Teams are normally provided extensive video footage to scout opponents. At issue, according to sources, is whether Michigan used unnamed individuals to attend games of both scheduled opponents and possible College Football Playoff opponents in an effort to gather information on the signs they use to call both offensive and defensive plays.
Sign stealing is not technically prohibited and has a long and colorful history as part of the game. Scouting opponents in person has been prohibited since 1994. Whether the NCAA believes Michigan was using staffers or others who may be loyal to the program is unknown.

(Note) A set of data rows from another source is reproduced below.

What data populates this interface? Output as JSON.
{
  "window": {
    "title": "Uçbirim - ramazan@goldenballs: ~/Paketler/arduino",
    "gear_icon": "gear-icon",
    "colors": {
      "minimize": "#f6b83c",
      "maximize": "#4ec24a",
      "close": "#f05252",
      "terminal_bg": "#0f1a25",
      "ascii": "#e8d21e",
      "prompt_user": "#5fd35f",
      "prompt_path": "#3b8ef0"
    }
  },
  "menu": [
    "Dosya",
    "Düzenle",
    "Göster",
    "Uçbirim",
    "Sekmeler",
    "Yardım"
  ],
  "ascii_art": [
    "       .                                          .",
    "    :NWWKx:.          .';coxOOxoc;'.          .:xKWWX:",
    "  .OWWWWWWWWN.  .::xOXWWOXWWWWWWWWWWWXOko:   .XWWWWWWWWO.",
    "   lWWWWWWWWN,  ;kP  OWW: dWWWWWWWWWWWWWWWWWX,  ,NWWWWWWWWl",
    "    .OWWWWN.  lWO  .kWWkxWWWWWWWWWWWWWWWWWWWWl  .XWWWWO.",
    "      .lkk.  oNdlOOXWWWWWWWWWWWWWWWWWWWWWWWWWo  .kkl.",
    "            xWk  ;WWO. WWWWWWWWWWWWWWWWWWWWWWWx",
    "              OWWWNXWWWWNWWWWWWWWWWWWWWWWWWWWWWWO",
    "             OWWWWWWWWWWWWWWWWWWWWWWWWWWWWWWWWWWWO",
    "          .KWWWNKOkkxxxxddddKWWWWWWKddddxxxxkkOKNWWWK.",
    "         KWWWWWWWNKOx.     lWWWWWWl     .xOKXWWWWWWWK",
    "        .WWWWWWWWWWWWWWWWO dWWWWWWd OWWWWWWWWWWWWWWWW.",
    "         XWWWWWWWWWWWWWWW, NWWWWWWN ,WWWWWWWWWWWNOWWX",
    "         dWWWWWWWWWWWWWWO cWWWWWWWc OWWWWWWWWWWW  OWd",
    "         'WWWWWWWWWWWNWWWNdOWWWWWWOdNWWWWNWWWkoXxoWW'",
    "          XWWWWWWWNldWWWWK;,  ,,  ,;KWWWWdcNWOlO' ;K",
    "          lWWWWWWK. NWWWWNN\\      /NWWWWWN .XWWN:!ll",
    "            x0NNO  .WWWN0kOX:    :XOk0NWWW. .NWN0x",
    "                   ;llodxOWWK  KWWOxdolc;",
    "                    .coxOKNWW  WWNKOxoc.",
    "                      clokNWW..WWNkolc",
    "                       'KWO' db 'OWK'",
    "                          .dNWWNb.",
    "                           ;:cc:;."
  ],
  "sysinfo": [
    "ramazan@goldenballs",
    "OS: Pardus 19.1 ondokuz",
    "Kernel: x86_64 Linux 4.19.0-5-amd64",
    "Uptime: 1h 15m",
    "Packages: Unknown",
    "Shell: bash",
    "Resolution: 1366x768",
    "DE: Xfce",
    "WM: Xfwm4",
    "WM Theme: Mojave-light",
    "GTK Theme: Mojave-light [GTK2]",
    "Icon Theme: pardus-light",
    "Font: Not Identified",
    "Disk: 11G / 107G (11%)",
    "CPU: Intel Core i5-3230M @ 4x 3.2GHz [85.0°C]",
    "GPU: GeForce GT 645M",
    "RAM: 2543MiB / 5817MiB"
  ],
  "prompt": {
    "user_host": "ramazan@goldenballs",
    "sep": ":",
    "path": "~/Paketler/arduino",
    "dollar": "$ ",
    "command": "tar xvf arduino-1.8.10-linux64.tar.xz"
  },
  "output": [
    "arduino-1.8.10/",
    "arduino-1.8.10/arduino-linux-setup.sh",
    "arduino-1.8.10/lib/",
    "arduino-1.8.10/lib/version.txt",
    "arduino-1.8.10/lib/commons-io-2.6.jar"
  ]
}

So, too, is whether information was detailed via video or some other means or if head coach Jim Harbaugh is involved.
Two of Michigan's opponents this year told Yahoo that they became aware the Wolverines knew their play signs, which, obviously creates quite an advantage on game day. Whatever happens next is up to the investigators and will rely on what type of evidence they turn up. Or lack of evidence. No need to jump to conclusions.
But it is interesting to read this in light of an odd halftime interview Rutgers coach Greg Schiano gave to the Big Ten Network during the Scarlet Knights' 31-7 loss to Michigan in Ann Arbor on Sept. 23.
"Well, there's some stuff going on out there so we just got to slow it down a little bit," he said. "There's some things going on that aren't right as well, so we'll talk about how to handle it."
At the time Schiano's comments did not make a ton of sense. If Rutgers is one of the opponents that got hip to this thing, then one can certainly understand why they didn't think it was right.
The good news for Michigan is they are an incredible team and are playing Michigan State on Saturday. And they certainly won't need any heads-up on what the Spartans are doing to take care of business.
UPDATE: A person with knowledge of the situation told NJ Advance Media that Schiano's comments were about the first-half officiating.